A highly flexible and sensitive piezoresistive sensor based on MXene with greatly changed interlayer distances

742

Citations

37

References

2017

Year

TLDR

MXenes are versatile two‑dimensional materials used in energy storage, EMI shielding, transparent electrodes, and transistors, yet their pressure‑induced interlayer distance changes have not been harnessed in practical devices. The authors develop a highly flexible, sensitive piezoresistive sensor that exploits this interlayer distance modulation. In situ transmission electron microscopy demonstrates that external pressure dramatically alters MXene interlayer spacing, providing the fundamental operating principle of the sensor. The device exhibits a gauge factor of ~180.1, a response time below 30 ms, and highly reversible compression, allowing it to detect subtle human bending and weak pressures.

Abstract

Since the successful synthesis of the first MXenes, application developments of this new family of two-dimensional materials on energy storage, electromagnetic interference shielding, transparent conductive electrodes and field-effect transistors, and other applications have been widely reported. However, no one has found or used the basic characteristics of greatly changed interlayer distances of MXene under an external pressure for a real application. Here we report a highly flexible and sensitive piezoresistive sensor based on this essential characteristics.
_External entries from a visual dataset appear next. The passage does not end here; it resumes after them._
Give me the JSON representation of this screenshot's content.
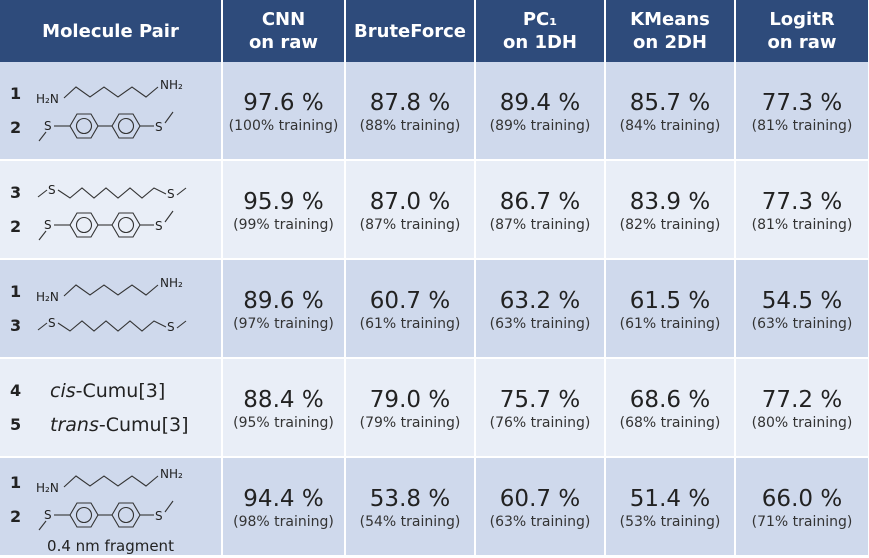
{
  "table": {
    "header": [
      [
        "Molecule Pair"
      ],
      [
        "CNN",
        "on raw"
      ],
      [
        "BruteForce"
      ],
      [
        "PC₁",
        "on 1DH"
      ],
      [
        "KMeans",
        "on 2DH"
      ],
      [
        "LogitR",
        "on raw"
      ]
    ],
    "rows": [
      {
        "molecules": [
          {
            "id": "1",
            "labels": [
              "H₂N",
              "NH₂"
            ]
          },
          {
            "id": "2",
            "labels": [
              "S",
              "S"
            ]
          }
        ],
        "cells": [
          {
            "value": "97.6 %",
            "training": "(100% training)"
          },
          {
            "value": "87.8 %",
            "training": "(88% training)"
          },
          {
            "value": "89.4 %",
            "training": "(89% training)"
          },
          {
            "value": "85.7 %",
            "training": "(84% training)"
          },
          {
            "value": "77.3 %",
            "training": "(81% training)"
          }
        ]
      },
      {
        "molecules": [
          {
            "id": "3",
            "labels": [
              "S",
              "S"
            ]
          },
          {
            "id": "2",
            "labels": [
              "S",
              "S"
            ]
          }
        ],
        "cells": [
          {
            "value": "95.9 %",
            "training": "(99% training)"
          },
          {
            "value": "87.0 %",
            "training": "(87% training)"
          },
          {
            "value": "86.7 %",
            "training": "(87% training)"
          },
          {
            "value": "83.9 %",
            "training": "(82% training)"
          },
          {
            "value": "77.3 %",
            "training": "(81% training)"
          }
        ]
      },
      {
        "molecules": [
          {
            "id": "1",
            "labels": [
              "H₂N",
              "NH₂"
            ]
          },
          {
            "id": "3",
            "labels": [
              "S",
              "S"
            ]
          }
        ],
        "cells": [
          {
            "value": "89.6 %",
            "training": "(97% training)"
          },
          {
            "value": "60.7 %",
            "training": "(61% training)"
          },
          {
            "value": "63.2 %",
            "training": "(63% training)"
          },
          {
            "value": "61.5 %",
            "training": "(61% training)"
          },
          {
            "value": "54.5 %",
            "training": "(63% training)"
          }
        ]
      },
      {
        "molecules": [
          {
            "id": "4",
            "italic": "cis",
            "text": "-Cumu[3]"
          },
          {
            "id": "5",
            "italic": "trans",
            "text": "-Cumu[3]"
          }
        ],
        "cells": [
          {
            "value": "88.4 %",
            "training": "(95% training)"
          },
          {
            "value": "79.0 %",
            "training": "(79% training)"
          },
          {
            "value": "75.7 %",
            "training": "(76% training)"
          },
          {
            "value": "68.6 %",
            "training": "(68% training)"
          },
          {
            "value": "77.2 %",
            "training": "(80% training)"
          }
        ]
      },
      {
        "molecules": [
          {
            "id": "1",
            "labels": [
              "H₂N",
              "NH₂"
            ]
          },
          {
            "id": "2",
            "labels": [
              "S",
              "S"
            ]
          }
        ],
        "note": "0.4 nm fragment",
        "cells": [
          {
            "value": "94.4 %",
            "training": "(98% training)"
          },
          {
            "value": "53.8 %",
            "training": "(54% training)"
          },
          {
            "value": "60.7 %",
            "training": "(63% training)"
          },
          {
            "value": "51.4 %",
            "training": "(53% training)"
          },
          {
            "value": "66.0 %",
            "training": "(71% training)"
          }
        ]
      }
    ]
  }
}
An in situ transmission electron microscopy study directly illustrates the characteristics of greatly changed interlayer distances under an external pressure, supplying the basic working mechanism for the piezoresistive sensor. The resultant device also shows high sensitivity (Gauge Factor ~ 180.1), fast response (<30 ms) and extraordinarily reversible compressibility. The MXene-based piezoresistive sensor can detect human being's subtle bending-release activities and other weak pressure.